Magazine : Depuis le début, notre revue a toujours soutenu l’idée que Enki, Lucifer et Jésus-Christ étaient liés par un lien d’essence. Il nous a paru évident qu’une même "énergie de lumière" avait animé tous ces bienfaiteurs de l’humanité, qu’ils étaient venus combattre le même ennemi, à savoir Enlil, Yahvé, Satan et que leur message avait été honteusement trahi. Ces alliés de la Source avaient prôné le culte de la Déesse-Mère, lutté contre le patriarcat imposé par Yahvé et tenté de donner à l’humanité les moyens de se libérer du joug de leur dictateur en se reliant directement au grand Dieu ineffable. Yahvé n’avait jamais été le père du Christ. Lucifer n’était en aucun cas Satan. Et jamais le Christ n’avait livré bataille contre Lucifer mais bien contre Yahvé. Qu’en pensez-vous ? Que pouvez-vous nous apprendre sur ceux ce que vous nommez les Kir-iš-ti, ces "fils des étoiles" ?

Anton Parks : Je ne pense que du bien de ce que vous m’exposez, car nous avons manifestement la même vision des événements. Effectivement, le dieu biblique Yahvé possédait comme sbire le fumeux Satan que l’on identifie facilement au Šàtam sumérien, c’est-à-dire à "l’administrateur territorial" de l’Edin (la plaine mésopotamienne) où les Ádam ("animaux") humains travaillaient pour nourrir les "dieux" du panthéon sumérien. Comme vous le voyez, le langage sumérien permet de déchiffrer de nombreux points obscurs volontairement détournés par les rédacteurs de la Bible…

Le véritable Eden biblique n’était pas le "Club-Med" contrairement aux déclarations propagées par les judéo-chrétiens qui nous le font croire encore aujourd’hui en vue de glorifier la gloire du tyran Yahvé (An) et d’attribuer la chute de l’humanité à la femme !! Quant à Lucifer, ce terme veut dire "porteur de lumière", il ne s’agit en aucun cas d’un diablotin au service du mal, mais plutôt d’un libérateur de l’humanité enchaînée par les soins de ce même Yahvé (An) et de son bras droit le grand Šàtam (Enlíl). Lucifer n’est autre qu’Heru (Horus), fils de Sa’am-Enki-Osiris (le serpent biblique) qui, comme vous le verrez dans le 3ème tome des Chroniques, Le Réveil du Phénix, devra utiliser la ruse et les armes pour faire face aux esclavagistes descendus du ciel et aux assassins de son père.
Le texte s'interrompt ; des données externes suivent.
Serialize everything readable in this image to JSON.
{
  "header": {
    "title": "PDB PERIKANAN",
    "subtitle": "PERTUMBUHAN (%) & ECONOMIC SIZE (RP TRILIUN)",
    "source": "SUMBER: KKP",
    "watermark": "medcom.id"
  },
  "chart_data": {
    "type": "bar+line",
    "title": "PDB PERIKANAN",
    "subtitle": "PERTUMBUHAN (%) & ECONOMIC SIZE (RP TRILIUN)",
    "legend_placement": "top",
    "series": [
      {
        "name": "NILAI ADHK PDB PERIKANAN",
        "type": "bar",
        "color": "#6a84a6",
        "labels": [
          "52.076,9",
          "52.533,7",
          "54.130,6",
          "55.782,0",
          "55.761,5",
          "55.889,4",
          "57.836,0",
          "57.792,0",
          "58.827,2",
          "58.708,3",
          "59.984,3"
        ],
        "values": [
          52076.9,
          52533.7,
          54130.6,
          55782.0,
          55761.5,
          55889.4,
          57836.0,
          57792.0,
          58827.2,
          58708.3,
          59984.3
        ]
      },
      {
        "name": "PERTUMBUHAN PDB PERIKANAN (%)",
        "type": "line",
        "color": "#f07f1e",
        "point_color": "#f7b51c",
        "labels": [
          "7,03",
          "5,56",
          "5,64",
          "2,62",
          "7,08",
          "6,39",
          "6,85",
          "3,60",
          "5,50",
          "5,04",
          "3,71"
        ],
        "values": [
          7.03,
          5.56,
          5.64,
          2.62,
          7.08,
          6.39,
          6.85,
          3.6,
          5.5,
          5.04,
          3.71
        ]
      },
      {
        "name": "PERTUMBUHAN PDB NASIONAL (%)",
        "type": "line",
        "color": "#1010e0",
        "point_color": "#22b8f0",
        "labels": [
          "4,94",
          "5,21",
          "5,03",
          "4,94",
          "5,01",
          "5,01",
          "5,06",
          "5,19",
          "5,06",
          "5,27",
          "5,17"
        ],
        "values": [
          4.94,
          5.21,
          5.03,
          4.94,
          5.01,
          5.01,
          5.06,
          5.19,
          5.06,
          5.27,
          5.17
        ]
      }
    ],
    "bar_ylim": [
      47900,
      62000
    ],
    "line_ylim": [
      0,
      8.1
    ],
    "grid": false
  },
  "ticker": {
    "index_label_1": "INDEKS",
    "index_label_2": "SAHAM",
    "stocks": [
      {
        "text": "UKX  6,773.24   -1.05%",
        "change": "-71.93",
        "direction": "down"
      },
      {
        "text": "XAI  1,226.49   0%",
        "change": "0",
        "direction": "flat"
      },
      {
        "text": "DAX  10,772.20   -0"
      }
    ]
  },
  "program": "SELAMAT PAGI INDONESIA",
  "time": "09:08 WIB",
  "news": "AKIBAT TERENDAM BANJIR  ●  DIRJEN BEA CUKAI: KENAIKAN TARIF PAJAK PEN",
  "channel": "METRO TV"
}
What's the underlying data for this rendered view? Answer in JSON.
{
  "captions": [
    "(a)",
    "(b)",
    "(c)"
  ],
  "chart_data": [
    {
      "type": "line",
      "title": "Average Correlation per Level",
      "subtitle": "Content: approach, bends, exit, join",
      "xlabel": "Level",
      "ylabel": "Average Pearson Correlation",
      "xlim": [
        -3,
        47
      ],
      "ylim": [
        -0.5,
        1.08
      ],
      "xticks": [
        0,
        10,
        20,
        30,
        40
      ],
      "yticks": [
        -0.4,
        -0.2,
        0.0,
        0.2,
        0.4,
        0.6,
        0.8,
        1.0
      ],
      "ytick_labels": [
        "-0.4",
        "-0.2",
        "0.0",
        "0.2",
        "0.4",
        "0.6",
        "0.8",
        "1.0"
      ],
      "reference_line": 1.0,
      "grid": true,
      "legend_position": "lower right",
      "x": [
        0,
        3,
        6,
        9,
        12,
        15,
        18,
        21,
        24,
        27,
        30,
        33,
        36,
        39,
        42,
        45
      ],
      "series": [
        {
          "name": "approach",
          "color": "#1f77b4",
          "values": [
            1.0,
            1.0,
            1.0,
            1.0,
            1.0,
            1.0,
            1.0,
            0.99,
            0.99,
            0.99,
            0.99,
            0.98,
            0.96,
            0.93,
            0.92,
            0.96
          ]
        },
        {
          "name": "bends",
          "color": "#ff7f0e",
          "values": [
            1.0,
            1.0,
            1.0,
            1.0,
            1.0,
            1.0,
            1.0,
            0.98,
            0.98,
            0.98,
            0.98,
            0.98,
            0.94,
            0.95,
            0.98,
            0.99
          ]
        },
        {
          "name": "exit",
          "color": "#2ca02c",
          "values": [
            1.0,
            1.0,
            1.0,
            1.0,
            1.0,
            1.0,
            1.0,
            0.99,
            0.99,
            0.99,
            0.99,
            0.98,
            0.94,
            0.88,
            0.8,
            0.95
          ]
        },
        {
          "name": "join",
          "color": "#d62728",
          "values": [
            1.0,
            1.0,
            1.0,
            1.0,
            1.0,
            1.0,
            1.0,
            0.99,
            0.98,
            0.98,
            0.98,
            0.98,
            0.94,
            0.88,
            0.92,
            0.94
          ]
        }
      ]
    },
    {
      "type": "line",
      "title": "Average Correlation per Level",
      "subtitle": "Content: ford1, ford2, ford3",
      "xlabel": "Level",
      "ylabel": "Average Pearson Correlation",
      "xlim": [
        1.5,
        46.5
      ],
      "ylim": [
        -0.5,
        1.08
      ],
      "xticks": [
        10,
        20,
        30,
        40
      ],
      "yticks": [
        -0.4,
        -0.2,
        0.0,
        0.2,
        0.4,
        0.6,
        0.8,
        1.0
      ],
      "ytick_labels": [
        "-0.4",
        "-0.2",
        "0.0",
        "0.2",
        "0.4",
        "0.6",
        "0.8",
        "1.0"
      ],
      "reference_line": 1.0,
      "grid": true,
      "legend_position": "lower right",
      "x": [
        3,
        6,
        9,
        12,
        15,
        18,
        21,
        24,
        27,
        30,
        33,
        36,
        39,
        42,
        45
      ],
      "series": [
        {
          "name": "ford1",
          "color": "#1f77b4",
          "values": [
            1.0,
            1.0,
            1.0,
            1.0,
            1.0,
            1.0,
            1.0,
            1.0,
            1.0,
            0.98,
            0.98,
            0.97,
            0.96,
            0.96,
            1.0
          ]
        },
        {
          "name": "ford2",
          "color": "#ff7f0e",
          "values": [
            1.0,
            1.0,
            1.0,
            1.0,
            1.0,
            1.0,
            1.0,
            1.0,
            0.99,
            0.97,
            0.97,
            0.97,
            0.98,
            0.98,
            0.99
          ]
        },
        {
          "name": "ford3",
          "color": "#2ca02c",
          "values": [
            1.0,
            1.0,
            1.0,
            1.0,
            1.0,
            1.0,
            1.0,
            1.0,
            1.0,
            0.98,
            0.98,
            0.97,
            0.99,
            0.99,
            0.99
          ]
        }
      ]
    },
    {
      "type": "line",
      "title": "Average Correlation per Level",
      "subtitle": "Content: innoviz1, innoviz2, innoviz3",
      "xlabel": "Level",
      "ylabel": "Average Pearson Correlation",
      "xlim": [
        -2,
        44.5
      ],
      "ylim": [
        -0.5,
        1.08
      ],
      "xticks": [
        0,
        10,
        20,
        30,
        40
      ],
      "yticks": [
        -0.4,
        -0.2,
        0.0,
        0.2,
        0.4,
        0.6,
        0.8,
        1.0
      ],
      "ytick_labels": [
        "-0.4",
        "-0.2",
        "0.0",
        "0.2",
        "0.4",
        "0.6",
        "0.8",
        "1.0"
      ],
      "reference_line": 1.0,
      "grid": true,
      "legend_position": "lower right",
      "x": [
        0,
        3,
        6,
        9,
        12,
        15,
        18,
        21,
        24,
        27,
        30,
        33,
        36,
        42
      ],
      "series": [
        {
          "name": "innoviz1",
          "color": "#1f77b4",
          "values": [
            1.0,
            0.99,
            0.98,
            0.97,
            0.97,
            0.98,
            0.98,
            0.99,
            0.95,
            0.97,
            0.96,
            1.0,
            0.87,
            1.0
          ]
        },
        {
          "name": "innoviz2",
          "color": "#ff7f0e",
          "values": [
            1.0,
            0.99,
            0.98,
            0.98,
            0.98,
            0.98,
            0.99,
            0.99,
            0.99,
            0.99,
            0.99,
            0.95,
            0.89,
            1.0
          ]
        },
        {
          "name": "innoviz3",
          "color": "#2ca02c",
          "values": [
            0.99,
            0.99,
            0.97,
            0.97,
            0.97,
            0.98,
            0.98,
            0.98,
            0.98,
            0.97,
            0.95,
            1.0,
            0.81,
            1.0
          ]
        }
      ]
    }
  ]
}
D’après ce que j’ai "reçu", le concept de Kirišti provient de Sirius. Ce terme se décompose en KIR-IŠ-TI ("fils ardent de la vie" ou "poisson des étoiles et de la vie") en sumérien. La particule sumérienne KIR voulant dire à la fois fils et poisson, nous ne serons pas étonnés de relever que Jésus, dit le Christ, possédait comme emblème le poisson et que ce même symbole fut utilisé par l’église chrétienne avant que ne soit définitivement adopté le signe de la croix. D’après ce que je sais, les Kirišti doivent posséder du sang Abgal, c’est-à-dire du sang d’amphibien originaire de Sirius. Ils ont un rapport certain avec l’élément liquide, comme l’indique d’ailleurs le terme latin Christus ("oint, qui a reçu l’onction")… La Terre a porté plusieurs Kirišti. Ils sont généralement au service de l’ancienne religion qui est celle de la Déesse-Mère. Tous ont eu pour mission de réveiller l’humanité et la plupart d’entre eux ont eu des fins tragiques parce que leurs messages remettaient en cause le système patriarcal et dictatorial du dieu unique. Tout Kirišti doit avoir été engendré par une GIR "Vache des temps intermédiaires" en sumérien. La décomposition de ce terme apporte plusieurs possibilités grâce au jeu de l'homophonie. GI6-ÍR "La sombre aux prières (ou aux lamentations)" ; GI7-IR10 "la noble qui porte (ou produit)" ou encore GI-IR7 "la colombe qui restaure"… Rappelons au lecteur que la colombe est le symbole que le christianisme utilise encore aujourd’hui pour désigner le Saint-esprit qui n’est autre qu’une représentation détournée de la Déesse-Mère...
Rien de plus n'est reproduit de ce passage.